Cultural Quarterly Magazine Online
Joanne HyppoliteJoanne Hyppolite, Ph.D.
A Sense of Community & Human Life 
by Stephanie Krulik  

Joanne Hyppolite, greets her visitor with a strong handshake and a welcome invitation to become part of her world. Seated on deck chairs on her 9th floor south Florida apartment balcony, a cool April breeze sweeps by and a bright Florida sun reveals the Atlantic Ocean far beyond.

The fact that Hyppolite is an award-winning Middle Grade novelist (8-12 year-olds), short story writer, Chief Curator at the History Miami museum on Flagler Street, and mother of her six year-old son, Carl, provide the integrated complexities of her everyday life.

Hyppolite's life history could be the making of great stories. In fact, it has. Her written words provide themes of American/ Haitian/African- American life and the Haitian Diaspora in the United States. She offers: "The great thing about writing for kids is they are unconnected. They don't have a lot of social decorum - the rules of how we think about people - so you can have an impression, thought, feeling, and go with that."

The word connection was found. Hyppolite was born in Aouakayes ( Les Ceyes), Haiti and at age four, immigrated to America with her parents. Her strong voice was found at age 12 growing up in Dorchester and then Brookline, Massachusetts. She read every book in the children's section of the Brookline public library. "With nothing else to read, I discovered that writing was an option for me. With an empty notebook and pen, I sat for a couple of hours each day on the yellow couch in my mother's living room."  

Her literary voice - Hyppolite equates that to dance steps; learning the drills first - was defined when she earned a B.A. in African-American studies and English from the University of Pennsylvania.  Her creative writing professor and mentor, Kristen Hunter Lattany, was pivotal in her becoming a children's book author.  Hyppolite holds an M.A. in Afro-American studies from UCLA and a Ph.D. in Literature from the University of Miami with an emphasis on African-American and Caribbean culture and folklore. She is founder of Women Writers of Haitian descent.

Hyppolite's first youth novel, Seth and Samona (Delacorte Press, 1995) was published when she was just 24 years-old. Encouraged by Professor Lattany to enter a writing contest, Hyppolite won the Marguerite de Angeli Prize for New Children's Fiction. De Angeli (1889-1987) was a bestselling author and illustrator of children's books. "I had to get the prize," Hyppolite says, "I had to write for Kristin."  Pause... "Life, it was the perfect storm."
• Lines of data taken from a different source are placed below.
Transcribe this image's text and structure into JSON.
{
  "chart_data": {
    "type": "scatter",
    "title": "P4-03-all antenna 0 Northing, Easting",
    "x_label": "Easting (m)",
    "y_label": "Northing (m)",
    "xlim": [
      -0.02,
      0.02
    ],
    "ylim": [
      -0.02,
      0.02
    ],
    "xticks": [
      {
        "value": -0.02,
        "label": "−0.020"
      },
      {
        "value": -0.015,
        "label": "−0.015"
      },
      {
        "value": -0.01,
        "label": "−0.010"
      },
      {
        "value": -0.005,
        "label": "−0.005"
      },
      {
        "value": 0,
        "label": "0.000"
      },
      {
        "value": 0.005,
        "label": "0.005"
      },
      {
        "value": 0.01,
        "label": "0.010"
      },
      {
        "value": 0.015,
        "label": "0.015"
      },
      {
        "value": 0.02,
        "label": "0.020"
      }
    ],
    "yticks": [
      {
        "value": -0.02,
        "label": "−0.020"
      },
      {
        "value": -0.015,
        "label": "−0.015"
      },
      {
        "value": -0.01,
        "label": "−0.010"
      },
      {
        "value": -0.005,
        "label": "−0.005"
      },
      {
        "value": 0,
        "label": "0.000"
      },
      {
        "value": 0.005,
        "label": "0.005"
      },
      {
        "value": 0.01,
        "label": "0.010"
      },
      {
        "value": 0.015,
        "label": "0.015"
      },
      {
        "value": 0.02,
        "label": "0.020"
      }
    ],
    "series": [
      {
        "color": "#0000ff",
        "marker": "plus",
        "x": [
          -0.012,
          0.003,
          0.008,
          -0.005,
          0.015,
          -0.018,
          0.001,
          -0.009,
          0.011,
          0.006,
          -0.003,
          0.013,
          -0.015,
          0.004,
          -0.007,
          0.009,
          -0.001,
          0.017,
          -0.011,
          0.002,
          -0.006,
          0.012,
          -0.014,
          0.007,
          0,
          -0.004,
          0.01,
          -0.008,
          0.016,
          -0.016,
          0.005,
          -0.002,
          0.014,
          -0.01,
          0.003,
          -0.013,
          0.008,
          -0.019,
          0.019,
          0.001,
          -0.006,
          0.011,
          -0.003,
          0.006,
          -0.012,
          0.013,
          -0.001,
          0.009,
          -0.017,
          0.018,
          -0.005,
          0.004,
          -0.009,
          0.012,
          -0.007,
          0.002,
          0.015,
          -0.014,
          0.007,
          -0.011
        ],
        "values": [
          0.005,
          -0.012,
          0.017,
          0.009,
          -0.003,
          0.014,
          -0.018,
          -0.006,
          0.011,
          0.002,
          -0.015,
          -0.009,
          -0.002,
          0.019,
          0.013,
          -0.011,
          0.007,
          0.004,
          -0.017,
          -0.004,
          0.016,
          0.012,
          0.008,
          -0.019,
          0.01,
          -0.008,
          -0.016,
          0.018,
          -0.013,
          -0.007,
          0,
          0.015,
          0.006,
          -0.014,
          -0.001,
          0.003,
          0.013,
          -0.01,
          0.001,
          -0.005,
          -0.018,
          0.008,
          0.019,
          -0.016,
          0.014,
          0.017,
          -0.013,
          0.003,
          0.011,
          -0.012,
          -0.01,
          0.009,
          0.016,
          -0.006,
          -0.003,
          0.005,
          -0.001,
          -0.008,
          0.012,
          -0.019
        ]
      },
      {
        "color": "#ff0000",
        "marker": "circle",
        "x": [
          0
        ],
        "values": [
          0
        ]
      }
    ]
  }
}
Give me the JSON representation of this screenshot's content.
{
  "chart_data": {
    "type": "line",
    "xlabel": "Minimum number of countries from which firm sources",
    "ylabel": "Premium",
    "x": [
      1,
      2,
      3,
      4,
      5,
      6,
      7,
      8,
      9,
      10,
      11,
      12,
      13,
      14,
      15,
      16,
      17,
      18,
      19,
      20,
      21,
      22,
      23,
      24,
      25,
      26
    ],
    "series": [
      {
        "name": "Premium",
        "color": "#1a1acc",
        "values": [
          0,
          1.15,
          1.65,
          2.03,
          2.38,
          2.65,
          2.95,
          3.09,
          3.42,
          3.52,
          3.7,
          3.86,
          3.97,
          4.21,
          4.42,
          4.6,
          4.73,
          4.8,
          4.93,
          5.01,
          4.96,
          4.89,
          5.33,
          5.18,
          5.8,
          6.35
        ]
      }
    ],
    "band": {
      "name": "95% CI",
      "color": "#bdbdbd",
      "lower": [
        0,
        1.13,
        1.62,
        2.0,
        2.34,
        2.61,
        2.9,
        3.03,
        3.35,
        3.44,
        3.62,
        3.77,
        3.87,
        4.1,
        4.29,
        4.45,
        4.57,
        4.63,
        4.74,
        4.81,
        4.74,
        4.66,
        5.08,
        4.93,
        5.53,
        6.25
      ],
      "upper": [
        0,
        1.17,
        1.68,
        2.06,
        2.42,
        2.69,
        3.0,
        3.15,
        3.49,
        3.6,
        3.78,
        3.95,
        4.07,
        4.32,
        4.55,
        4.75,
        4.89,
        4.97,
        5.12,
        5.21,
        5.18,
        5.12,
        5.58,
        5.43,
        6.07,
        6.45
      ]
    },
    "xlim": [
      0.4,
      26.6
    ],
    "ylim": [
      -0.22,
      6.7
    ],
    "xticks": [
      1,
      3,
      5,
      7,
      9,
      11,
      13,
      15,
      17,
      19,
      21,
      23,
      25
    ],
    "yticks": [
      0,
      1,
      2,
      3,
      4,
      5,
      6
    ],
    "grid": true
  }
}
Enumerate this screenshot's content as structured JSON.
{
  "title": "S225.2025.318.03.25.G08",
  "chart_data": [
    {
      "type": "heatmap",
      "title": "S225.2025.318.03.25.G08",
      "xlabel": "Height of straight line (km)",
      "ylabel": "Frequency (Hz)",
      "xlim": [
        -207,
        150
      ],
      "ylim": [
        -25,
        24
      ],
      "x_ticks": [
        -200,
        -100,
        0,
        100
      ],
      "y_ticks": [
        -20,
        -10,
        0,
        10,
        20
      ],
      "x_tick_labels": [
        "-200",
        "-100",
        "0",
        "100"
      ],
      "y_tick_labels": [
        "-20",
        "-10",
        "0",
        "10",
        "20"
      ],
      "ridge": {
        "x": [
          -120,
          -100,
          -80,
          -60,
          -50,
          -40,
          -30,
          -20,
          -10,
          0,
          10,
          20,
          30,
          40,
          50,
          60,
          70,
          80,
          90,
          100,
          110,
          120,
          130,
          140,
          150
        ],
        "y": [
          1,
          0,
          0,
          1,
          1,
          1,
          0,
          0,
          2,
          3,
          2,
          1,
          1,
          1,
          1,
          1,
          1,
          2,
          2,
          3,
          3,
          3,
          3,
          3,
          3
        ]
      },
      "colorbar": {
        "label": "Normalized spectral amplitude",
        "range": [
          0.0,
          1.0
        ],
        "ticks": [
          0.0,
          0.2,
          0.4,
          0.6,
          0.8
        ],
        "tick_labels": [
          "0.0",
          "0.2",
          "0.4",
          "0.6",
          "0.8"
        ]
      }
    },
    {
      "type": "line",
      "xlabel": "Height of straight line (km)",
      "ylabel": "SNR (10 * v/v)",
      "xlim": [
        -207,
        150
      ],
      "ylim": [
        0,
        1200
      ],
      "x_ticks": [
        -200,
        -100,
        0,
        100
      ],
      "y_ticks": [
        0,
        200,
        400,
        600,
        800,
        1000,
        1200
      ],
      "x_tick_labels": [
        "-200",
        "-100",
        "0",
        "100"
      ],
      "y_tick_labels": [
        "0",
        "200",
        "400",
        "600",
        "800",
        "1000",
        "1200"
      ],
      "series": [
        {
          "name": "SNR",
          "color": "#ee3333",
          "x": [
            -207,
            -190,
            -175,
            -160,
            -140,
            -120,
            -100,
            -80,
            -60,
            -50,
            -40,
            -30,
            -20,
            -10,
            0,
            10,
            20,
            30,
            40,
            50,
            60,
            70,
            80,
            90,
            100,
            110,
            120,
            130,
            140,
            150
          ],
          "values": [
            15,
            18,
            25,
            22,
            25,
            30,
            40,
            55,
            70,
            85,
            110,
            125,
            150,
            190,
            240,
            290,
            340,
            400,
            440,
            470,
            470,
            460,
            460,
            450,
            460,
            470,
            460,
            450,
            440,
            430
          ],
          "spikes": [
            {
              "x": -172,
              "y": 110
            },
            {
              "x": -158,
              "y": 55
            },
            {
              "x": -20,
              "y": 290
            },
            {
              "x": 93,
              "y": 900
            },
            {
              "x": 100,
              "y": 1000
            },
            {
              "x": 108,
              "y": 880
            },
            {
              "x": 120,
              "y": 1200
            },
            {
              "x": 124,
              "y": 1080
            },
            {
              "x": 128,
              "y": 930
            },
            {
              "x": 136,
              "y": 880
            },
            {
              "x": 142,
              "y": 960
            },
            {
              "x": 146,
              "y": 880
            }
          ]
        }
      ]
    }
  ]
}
The story is set in Dorchester and told in Seth's voice, that of an 11 year-old  Haitian-American, a little like the author: traditional, quiet, straight-laced. Samona is an outgoing American black girl and Seth's classmate. Almost like Hyppolite's childhood friend, Tamika. Themes combine friendship, race and adjustment and an in-depth look at Hyppolits's own youth: her Haitian family in a predominant African/American neighborhood.  

Hyppolite says, "I come from a very strong cultural community. I feel that sense of community; nurturing people, the aesthetics and the vibrancy of human life."